Data pushes and searches of different developers may affect each other and resources may be wasted. To resolve this issue, Quota Server, which is a quota management service, imposes a limit on the amount of the data that can be pushed and frequency of search requests based on the quotas of each developer. The quotas are allocated in terms of the total number of documents and computing resource consumption pre second (calculated based on LCU). If the quotas are used up, extra data pushes will fail and search requests will be randomly discarded.

How HA3 works

2

HA3 is a distributed real-time search system that is developed by Alibaba. HA3 supports automatic disaster recovery, dynamic scaling, and incremental data synchronization in seconds. The following figure shows the modules of the HA3 system.
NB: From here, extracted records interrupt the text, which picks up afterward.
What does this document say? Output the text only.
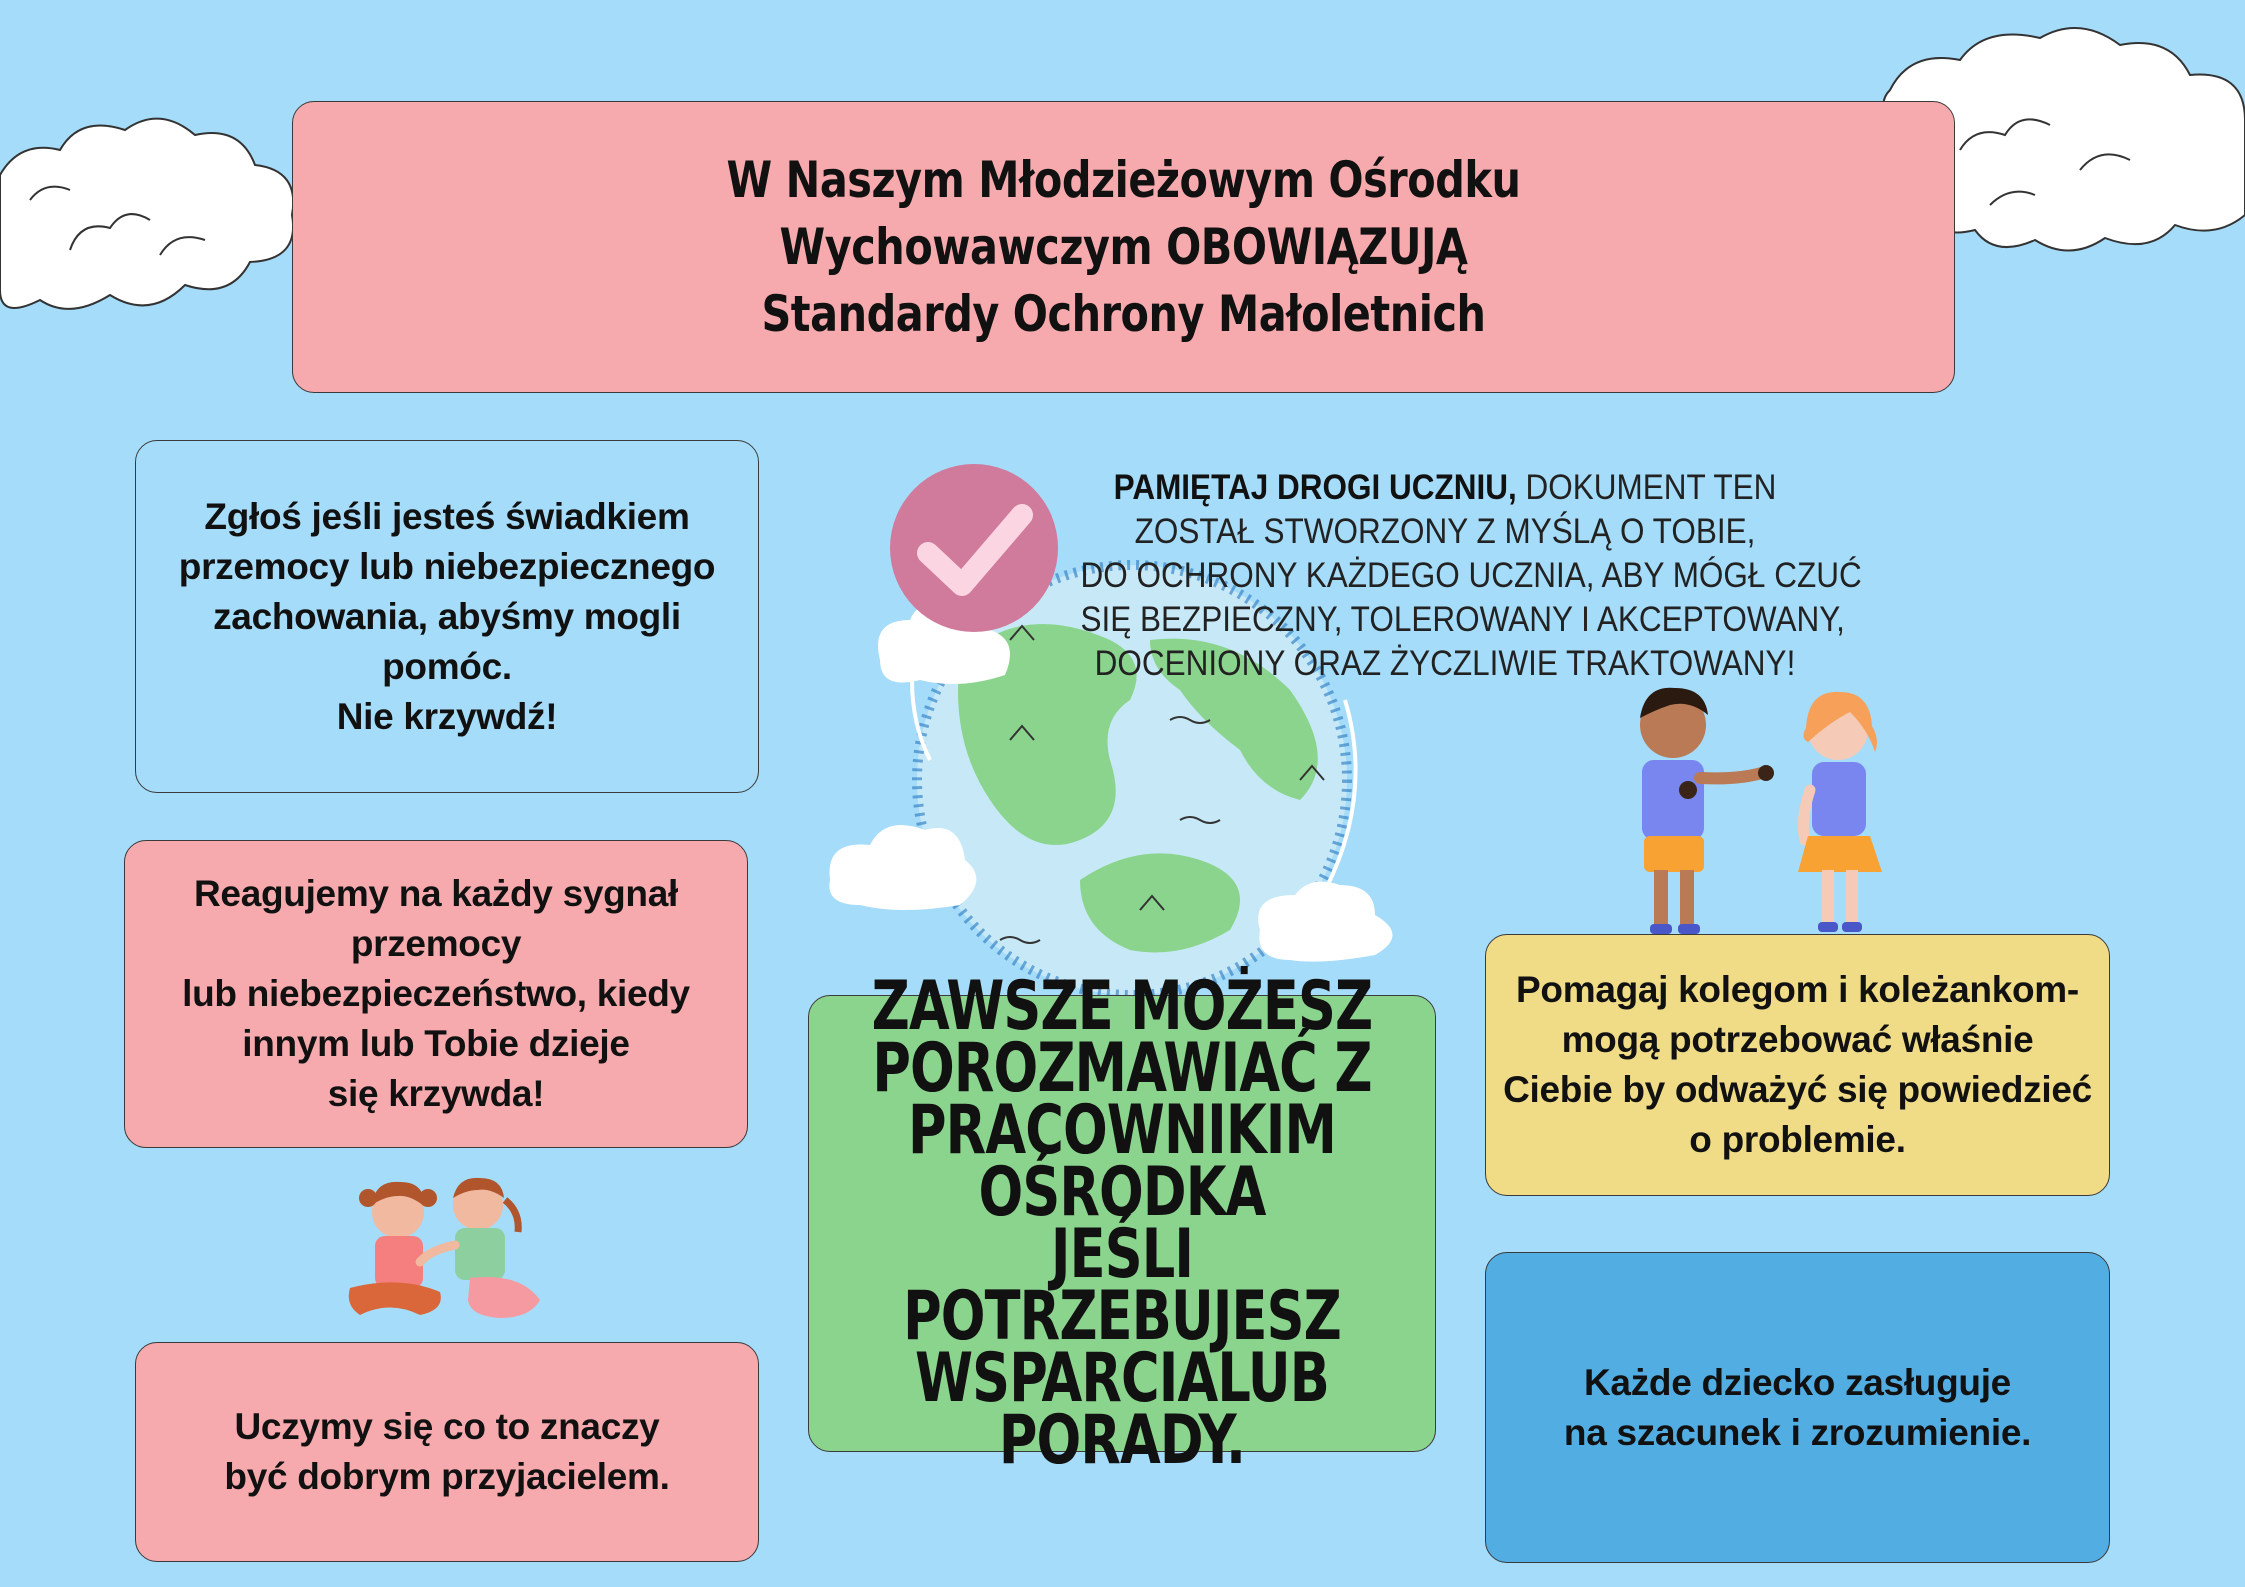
W Naszym Młodzieżowym Ośrodku
Wychowawczym OBOWIĄZUJĄ
Standardy Ochrony Małoletnich

Zgłoś jeśli jesteś świadkiem
przemocy lub niebezpiecznego
zachowania, abyśmy mogli
pomóc.
Nie krzywdź!

Reagujemy na każdy sygnał
przemocy
lub niebezpieczeństwo, kiedy
innym lub Tobie dzieje
się krzywda!

Uczymy się co to znaczy
być dobrym przyjacielem.

Pomagaj kolegom i koleżankom-
mogą potrzebować właśnie
Ciebie by odważyć się powiedzieć
o problemie.

Każde dziecko zasługuje
na szacunek i zrozumienie.

ZAWSZE MOŻESZ
POROZMAWIAĆ Z
PRACOWNIKIM OŚRODKA
JEŚLI POTRZEBUJESZ
WSPARCIALUB PORADY.

PAMIĘTAJ DROGI UCZNIU, DOKUMENT TEN
ZOSTAŁ STWORZONY Z MYŚLĄ O TOBIE,
DO OCHRONY KAŻDEGO UCZNIA, ABY MÓGŁ CZUĆ
SIĘ BEZPIECZNY, TOLEROWANY I AKCEPTOWANY,
DOCENIONY ORAZ ŻYCZLIWIE TRAKTOWANY!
Admin is the brain of the entire system. Admin is responsible for role assignment of nodes, scheduling, failover, status monitoring, and dynamical scaling. Amonitor monitors the performance of the system and collects and displays the performance metrics of all nodes in the entire system. QRS is the query parsing and rewriting service. QRS serves as a search interface for external systems. Proxy is the search proxy module. It receives search requests from QRS and forwards the requests to all Searcher nodes. Searcher nodes execute actual query matching, aggregates matching results, and then returns the results to QRS. DeployExpress is a distributed system that distributes linked data in real time. It distributes the indexed data in offline clusters to each Searcher node. DeployExpress can distribute multiple copies of a data entry to Searcher nodes, which consumes almost the same time as that consumed by distributing only one copy of a data entry. In addition, DeployExpress supports disaster recovery to prevent single point of failure from affecting data replication. A single-server performance test was conducted based on 12 million data entries. This test shows that QPS of HA3 is four times higher than that of Elasticsearch with the same hardware configuration and the query latency of HA3 is four times lower than that of Elasticsearch.

3

The preceding figure shows how multiple heterogeneous clusters are deployed in HA3. In this example, two heterogeneous clusters, Cluster1 and Cluster2, are deployed. The hardware configuration, index schema, and service capability of the two clusters can be different. You can use this deployment method to implement features such as the hierarchical query on hot and cold data and heterogeneous data query.

OpenSearch uses heterogeneous logical clusters to optimize resource allocation, improve service capabilities, and reduce costs of servers. Applications with different characteristics are allocated to different logical clusters. For example, applications with high QPS and a small amount of data are allocated to the cluster with solid-state disks (SSDs). The cluster has fewer partitions but more replicas and can process large search traffic. Applications with low QPS and a large amount of data are allocated to the cluster with regular disks. The cluster has fewer replicas but more partitions and can store a large amount of user data. When the amount of data in each logical cluster increases, the system can increase the data capacity by adding partitions to each cluster. When the search traffic increases, the system can improve service capabilities by adding replicas to each cluster.